Practices on YARN Label Scheduling

Last updated: 2020-07-10 14:40:44

    Feature Overview

    Spark on YARN uses YARN as the resource scheduler. In Hadoop version above 2.7.2, YARN is equipped with Label Scheduler in addition to Capacity Scheduler.

    Capacity Scheduler is a multi-tenant resource scheduler. Its core principle is that the available resources in a Hadoop cluster are shared by multiple organizations, which collectively provide computing power to the cluster based on their own computing needs. Capacity Scheduler has various features such as hierarchical queuing, capacity guarantee, security, elastic resource, multi-tenancy, resource-based scheduling, and mapping. All resources of the cluster are allocated to multiple queues. All applications submitted to a queue can use the resources allocated to the queue. Idle resources of other organizations can be non-preemptively allocated to applications running in queues where resources are not fully utilized, ensuring that the resource requirements of different applications can be met flexibly while applications can get the minimum resources required.

    Capacity Scheduler roughly allocates cluster resources to different queues and cannot specify the running locations of applications in queues. Based on Capacity Scheduler, Label Scheduler adds different node labels to each node in the cluster for more fine-grained resource division, so that running locations of applications can be specified. Node labels have the following characteristics:

    1. One node has only one node label (i.e., belonging to only one node partition). A cluster can be divided into multiple disjoint subclusters based on node partitioning.
    2. There are two types of node partitions based on the match policy: exclusive and non-exclusive. An exclusive node partition will allocate containers to nodes that exactly match the node partition, while a non-exclusive node partition shares idle resources to containers requesting the default partition.
    3. You can set accessible node labels for each queue to specify the node partitions for running applications.
    4. You can set the resource ratio of different queues in each node partition.
    5. If the required node label is specified in a resource request, the request will only be allocated to nodes with the same label. If the node label is not specified (you can use a configuration item to rename the default label of a queue), the request will only be allocated to nodes in the default partition.
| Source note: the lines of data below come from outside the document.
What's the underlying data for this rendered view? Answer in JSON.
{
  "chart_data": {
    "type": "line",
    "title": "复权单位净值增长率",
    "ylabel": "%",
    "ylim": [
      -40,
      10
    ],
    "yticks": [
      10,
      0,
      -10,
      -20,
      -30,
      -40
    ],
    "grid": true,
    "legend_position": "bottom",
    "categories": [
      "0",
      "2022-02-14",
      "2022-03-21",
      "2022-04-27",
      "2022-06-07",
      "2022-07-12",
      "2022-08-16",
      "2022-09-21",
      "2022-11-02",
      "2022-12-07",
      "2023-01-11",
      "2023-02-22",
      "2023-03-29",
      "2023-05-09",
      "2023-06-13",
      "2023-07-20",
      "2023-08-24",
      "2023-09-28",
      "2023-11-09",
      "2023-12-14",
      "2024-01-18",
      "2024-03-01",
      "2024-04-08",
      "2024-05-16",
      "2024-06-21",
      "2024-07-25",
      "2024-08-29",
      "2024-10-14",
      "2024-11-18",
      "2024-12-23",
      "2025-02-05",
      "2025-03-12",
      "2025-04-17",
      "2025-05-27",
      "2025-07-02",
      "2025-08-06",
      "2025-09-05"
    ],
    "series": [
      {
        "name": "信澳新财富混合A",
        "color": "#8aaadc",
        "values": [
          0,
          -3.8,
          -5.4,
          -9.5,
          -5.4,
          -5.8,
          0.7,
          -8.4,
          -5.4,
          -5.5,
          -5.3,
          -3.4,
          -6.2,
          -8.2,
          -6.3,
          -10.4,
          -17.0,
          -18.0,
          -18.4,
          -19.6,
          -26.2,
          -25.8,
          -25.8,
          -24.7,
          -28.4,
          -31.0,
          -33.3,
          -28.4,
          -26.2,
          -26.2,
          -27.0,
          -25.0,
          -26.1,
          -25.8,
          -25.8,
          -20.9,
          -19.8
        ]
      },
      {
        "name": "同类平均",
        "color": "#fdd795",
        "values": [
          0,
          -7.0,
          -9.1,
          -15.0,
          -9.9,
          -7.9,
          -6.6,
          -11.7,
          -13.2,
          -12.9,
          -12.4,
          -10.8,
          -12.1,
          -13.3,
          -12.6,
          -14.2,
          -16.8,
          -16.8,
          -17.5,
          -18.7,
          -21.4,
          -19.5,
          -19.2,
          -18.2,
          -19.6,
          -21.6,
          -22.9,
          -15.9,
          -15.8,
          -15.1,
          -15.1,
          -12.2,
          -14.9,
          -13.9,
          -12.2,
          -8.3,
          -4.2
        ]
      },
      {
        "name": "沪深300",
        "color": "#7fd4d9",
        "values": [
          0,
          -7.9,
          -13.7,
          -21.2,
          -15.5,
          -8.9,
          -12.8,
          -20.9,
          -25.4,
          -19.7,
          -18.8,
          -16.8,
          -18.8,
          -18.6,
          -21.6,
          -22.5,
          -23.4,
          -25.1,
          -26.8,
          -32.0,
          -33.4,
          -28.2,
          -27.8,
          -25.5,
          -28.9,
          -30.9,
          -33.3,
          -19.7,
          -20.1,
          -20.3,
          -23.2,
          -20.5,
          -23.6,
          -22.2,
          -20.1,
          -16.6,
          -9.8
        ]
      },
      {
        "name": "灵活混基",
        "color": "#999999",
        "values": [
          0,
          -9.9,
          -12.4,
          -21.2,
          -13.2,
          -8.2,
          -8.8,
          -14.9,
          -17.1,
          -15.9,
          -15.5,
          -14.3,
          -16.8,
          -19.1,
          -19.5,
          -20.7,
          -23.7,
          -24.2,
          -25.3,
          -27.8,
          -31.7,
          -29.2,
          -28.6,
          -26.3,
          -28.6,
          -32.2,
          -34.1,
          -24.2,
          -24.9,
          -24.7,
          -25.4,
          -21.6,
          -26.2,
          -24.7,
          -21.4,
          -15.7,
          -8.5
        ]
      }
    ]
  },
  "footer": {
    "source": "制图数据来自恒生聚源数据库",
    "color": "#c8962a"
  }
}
    Configuration Description

    1. Enable Capacity Scheduler in ResourceManager

    Label Scheduler cannot be used alone; instead, it must be used together with Capacity Scheduler, which is the default scheduler of YARN. If you are using another scheduler, please enable Capacity Scheduler first in ${HADOOP_HOME}/etc/hadoop/yarn-site.xml:

    <property>
        <name>yarn.resourcemanager.scheduler.class</name>
        <value>org.apache.hadoop.yarn.server.resourcemanager.scheduler.capacity.CapacityScheduler</value>
    </property>

    2. Configure Capacity Scheduler parameters

    In ${HADOOP_HOME}/etc/hadoop/capacity-scheduler.xml, set yarn.scheduler.capacity.root as the predefined root queue of Capacity Scheduler. All other queues are subqueues of the root queue. All queues are organized in a tree structure. yarn.scheduler.capacity.<queue-path>.queues is used to set the subqueues under the queue-path path, with subqueues separated by commas.

    Example:

    The structure shown above is configured as follows:

    <property>
        <name>yarn.scheduler.capacity.root.queues</name>
        <value>q1,q2,q3</value>
    </property>
    <property>
        <name>yarn.scheduler.capacity.root.q1.queues</name>
        <value>q11,q12</value>
    </property>
    <property>
        <name>yarn.scheduler.capacity.root.q2.queues</name>
        <value>q21,q22</value>
    </property>

    For other Capacity Scheduler configuration items, please see the relevant documentation.

    3. Enable node label in ResourceManager

    Set it in conf/yarn-site.xml.

    <property>
        <name>yarn.node-labels.fs-store.root-dir</name>
        <value>hdfs://namenode:port/path-to-store/node-labels/</value>
    </property>
    <property>
        <name>yarn.node-labels.enabled</name>
        <value>true</value>
    </property>
    <property>
        <name>yarn.node-labels.configuration-type</name>
        <value>centralized or delegated-centralized or distributed</value>
    </property>
    1. Make sure that yarn.node-labels.fs-store.root-dir has been created and ResourceManager has the permission to access it.
    2. You can store node labels in the local file system of ResourceManager at a path such as file://home/yarn/node-label; however, in order to ensure high availability of the cluster and avoid loss of label information due to ResourceManager failures, you are recommended to store the label information in HDFS.
    3. In Hadoop 2.8.2, you need to configure the yarn.node-labels.configuration-type configuration item.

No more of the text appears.